Setelah menempuh perjalanan sekitar 1 jam dari Denpasar, Bali, tibalah rombongan Kementerian Lingkungan Hidup dan Kehutanan (KLHK) Republik Indonesia, yang dipimpin Menteri LHK RI Siti Nurbaya bersama delegasi dari Bezos Earth Fund (BEF), di Hutan Adat Bukit Demulih, Kecamatan Susut, Kabupaten Bangli. Kunjungan pada Minggu (8/9/2024) itu bertujuan melihat secara langsung kearifan lokal masyarakat adat dalam menjaga kelestarian hutan, serta mendiskusikan potensi dukungan dari Bezos Earth Fund dalam melestarikan hutan adat dan mendorong pengelolaan sumber daya alam yang berkelanjutan.

Kehadiran rombongan disambut dengan ritual adat Melukat, yang merupakan pembersihan diri dengan memercikkan tirta atau air suci yang didoakan oleh pemuka agama setempat. Dilanjutkan dengan pemakaian kain adat kepada rombongan Menteri LHK dan BEF, serta Tarian Sekar Sandat sebagai tarian selamat datang.

Selama di sana, rombongan meninjau langsung beberapa titik lokasi yang menunjukkan kearifan lokal masyarakat adat Bukit Demulih dalam menjaga kelestarian hutan adatnya. Seusai kunjungan, rombongan berdiskusi dengan masyarakat adat Desa Demulih di Wantilan dengan menghadirkan sekitar 40 wakil masyarakat adat.

Ketika diskusi dengan warga desa adat, Menteri LHK menyampaikan bahwa pihaknya ingin memberikan gambaran mengenai upaya dan pencapaian KLHK dalam mengelola kawasan perhutanan sosial termasuk pengakuan terhadap masyarakat adat yang telah turun-temurun memiliki sejarah kuat dalam mengelola suatu kawasan hutan adat. “Selain itu, kami juga ingin berbagi kemajuan dalam perhutanan sosial, khususnya dalam pengakuan hukum atas hutan adat,” jelas Menteri Siti.
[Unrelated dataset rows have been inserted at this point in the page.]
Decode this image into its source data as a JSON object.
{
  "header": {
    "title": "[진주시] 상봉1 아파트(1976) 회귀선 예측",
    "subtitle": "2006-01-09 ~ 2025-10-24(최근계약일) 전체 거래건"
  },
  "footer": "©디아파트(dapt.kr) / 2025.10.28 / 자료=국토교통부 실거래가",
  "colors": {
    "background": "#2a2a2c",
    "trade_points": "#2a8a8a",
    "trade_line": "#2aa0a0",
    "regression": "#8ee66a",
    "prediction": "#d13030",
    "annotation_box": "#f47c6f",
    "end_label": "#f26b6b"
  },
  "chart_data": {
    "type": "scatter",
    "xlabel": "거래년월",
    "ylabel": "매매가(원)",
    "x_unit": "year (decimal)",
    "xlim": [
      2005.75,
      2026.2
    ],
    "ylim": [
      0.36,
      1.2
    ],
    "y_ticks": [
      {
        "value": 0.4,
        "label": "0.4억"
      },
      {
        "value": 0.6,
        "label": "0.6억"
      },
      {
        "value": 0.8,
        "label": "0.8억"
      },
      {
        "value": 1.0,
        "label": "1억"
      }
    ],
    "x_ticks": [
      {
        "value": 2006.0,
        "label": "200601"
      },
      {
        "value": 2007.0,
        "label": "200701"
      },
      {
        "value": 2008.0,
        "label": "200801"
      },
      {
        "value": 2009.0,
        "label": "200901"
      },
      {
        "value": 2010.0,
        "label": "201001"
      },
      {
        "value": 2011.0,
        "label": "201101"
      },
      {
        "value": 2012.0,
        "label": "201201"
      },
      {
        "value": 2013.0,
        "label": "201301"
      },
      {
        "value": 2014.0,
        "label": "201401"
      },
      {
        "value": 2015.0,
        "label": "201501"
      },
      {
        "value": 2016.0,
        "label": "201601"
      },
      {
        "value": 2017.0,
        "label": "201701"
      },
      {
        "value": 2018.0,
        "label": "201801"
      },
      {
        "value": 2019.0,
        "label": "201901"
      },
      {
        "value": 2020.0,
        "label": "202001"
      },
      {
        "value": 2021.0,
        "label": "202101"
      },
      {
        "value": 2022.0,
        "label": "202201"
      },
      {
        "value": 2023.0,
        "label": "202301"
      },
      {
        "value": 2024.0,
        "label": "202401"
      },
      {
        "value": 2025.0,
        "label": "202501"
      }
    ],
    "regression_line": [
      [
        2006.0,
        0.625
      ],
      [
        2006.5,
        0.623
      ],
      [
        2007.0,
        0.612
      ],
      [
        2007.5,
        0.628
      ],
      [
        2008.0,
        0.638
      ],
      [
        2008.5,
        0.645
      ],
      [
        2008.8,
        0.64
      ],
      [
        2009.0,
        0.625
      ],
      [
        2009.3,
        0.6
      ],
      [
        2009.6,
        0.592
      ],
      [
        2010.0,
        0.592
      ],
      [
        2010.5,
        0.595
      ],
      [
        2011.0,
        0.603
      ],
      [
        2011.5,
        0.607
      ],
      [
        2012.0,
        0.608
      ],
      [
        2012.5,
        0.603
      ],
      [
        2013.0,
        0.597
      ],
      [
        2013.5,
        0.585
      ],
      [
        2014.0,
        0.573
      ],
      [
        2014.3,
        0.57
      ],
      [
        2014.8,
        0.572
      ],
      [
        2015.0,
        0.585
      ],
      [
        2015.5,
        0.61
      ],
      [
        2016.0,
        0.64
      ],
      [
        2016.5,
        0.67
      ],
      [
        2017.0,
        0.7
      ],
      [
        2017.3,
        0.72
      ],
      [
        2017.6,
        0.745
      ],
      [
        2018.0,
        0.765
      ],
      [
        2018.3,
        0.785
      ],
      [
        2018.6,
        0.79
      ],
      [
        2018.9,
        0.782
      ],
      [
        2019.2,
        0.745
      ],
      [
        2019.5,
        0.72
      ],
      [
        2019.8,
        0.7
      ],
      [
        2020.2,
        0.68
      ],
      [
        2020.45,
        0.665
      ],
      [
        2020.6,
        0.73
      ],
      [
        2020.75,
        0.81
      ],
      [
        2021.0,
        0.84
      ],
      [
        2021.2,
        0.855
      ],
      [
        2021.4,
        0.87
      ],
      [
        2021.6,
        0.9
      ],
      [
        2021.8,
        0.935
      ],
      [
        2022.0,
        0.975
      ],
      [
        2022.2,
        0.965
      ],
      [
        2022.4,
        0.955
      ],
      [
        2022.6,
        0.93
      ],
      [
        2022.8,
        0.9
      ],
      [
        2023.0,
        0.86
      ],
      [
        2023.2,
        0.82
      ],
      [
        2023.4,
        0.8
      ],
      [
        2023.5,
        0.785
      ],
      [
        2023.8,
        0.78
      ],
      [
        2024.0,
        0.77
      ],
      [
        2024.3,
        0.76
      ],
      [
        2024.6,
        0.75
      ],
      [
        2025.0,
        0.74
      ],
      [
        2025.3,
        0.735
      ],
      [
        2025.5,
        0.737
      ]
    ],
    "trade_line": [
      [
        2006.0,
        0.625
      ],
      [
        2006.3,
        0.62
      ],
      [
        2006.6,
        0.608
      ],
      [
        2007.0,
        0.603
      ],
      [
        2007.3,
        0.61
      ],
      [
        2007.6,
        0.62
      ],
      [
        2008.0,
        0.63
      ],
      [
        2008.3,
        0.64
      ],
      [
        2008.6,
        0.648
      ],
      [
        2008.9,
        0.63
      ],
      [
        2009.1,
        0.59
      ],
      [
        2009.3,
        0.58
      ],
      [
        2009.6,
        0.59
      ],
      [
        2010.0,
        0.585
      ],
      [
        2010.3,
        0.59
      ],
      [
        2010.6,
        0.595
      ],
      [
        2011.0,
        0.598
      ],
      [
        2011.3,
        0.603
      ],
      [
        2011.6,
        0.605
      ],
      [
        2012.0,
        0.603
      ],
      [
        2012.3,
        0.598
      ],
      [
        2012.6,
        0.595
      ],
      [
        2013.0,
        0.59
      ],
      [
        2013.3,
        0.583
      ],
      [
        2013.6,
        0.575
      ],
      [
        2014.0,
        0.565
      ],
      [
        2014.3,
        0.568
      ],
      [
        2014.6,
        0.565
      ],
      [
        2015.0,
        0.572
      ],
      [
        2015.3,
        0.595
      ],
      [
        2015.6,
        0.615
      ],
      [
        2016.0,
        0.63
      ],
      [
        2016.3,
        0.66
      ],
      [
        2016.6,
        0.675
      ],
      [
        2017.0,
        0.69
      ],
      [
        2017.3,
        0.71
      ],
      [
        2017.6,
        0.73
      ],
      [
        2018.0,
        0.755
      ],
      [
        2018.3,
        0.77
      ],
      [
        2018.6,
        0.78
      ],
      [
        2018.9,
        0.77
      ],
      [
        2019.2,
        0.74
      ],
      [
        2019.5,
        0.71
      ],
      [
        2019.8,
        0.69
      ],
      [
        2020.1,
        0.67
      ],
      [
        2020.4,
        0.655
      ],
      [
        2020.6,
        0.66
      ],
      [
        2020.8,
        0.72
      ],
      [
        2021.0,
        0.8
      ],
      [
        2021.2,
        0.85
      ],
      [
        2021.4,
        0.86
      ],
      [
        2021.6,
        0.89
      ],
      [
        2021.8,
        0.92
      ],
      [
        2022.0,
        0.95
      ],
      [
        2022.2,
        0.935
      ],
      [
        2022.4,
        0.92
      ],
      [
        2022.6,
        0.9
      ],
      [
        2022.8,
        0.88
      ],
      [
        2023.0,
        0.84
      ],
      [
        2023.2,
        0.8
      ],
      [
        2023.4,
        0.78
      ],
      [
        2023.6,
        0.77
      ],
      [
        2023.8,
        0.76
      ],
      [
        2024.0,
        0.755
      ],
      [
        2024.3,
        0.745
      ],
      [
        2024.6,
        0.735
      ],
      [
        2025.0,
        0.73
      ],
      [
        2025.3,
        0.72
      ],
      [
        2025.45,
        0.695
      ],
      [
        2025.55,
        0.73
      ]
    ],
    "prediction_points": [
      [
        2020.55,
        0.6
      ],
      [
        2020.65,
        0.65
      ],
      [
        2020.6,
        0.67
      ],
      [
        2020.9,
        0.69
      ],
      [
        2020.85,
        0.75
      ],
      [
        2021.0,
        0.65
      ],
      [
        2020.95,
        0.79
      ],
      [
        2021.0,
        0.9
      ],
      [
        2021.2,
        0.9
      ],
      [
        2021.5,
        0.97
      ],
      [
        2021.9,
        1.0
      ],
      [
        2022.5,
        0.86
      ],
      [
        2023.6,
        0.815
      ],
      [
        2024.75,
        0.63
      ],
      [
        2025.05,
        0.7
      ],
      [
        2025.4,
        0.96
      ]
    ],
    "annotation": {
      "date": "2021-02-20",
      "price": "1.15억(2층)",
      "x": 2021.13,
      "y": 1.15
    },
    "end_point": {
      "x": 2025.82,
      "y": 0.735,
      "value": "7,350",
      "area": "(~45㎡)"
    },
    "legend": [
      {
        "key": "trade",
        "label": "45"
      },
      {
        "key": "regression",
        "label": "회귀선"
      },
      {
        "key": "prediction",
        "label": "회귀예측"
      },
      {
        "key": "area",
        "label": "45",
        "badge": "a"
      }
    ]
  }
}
Hutan Adat Bukit Demulih ditetapkan berdasarkan Keputusan Menteri Lingkungan  Hidup dan  Kehutanan nomor 4767/MENLHK-PSKL/PKTA/PSL.1/7/2021 tentang Penetapan  Hutan Adat Bukit Demulih kepada Masyarakat Hukum Adat (Desa Adat) Demulih. Desa Demulih merupakan satu dari sembilan desa di Wilayah Kecamatan Susut, Kabupaten Bangli. Luas wilayah Desa Demulih sekira 463 hektare. Adapun secara administratif terdiri dari tiga dusun/banjar adat, yaitu Dusun/Banjar Adat Demulih, Dusun/Banjar Adat Tanggahan Tengah dan Dusun/Banjar Adat Tanggahan Talang Jiwa.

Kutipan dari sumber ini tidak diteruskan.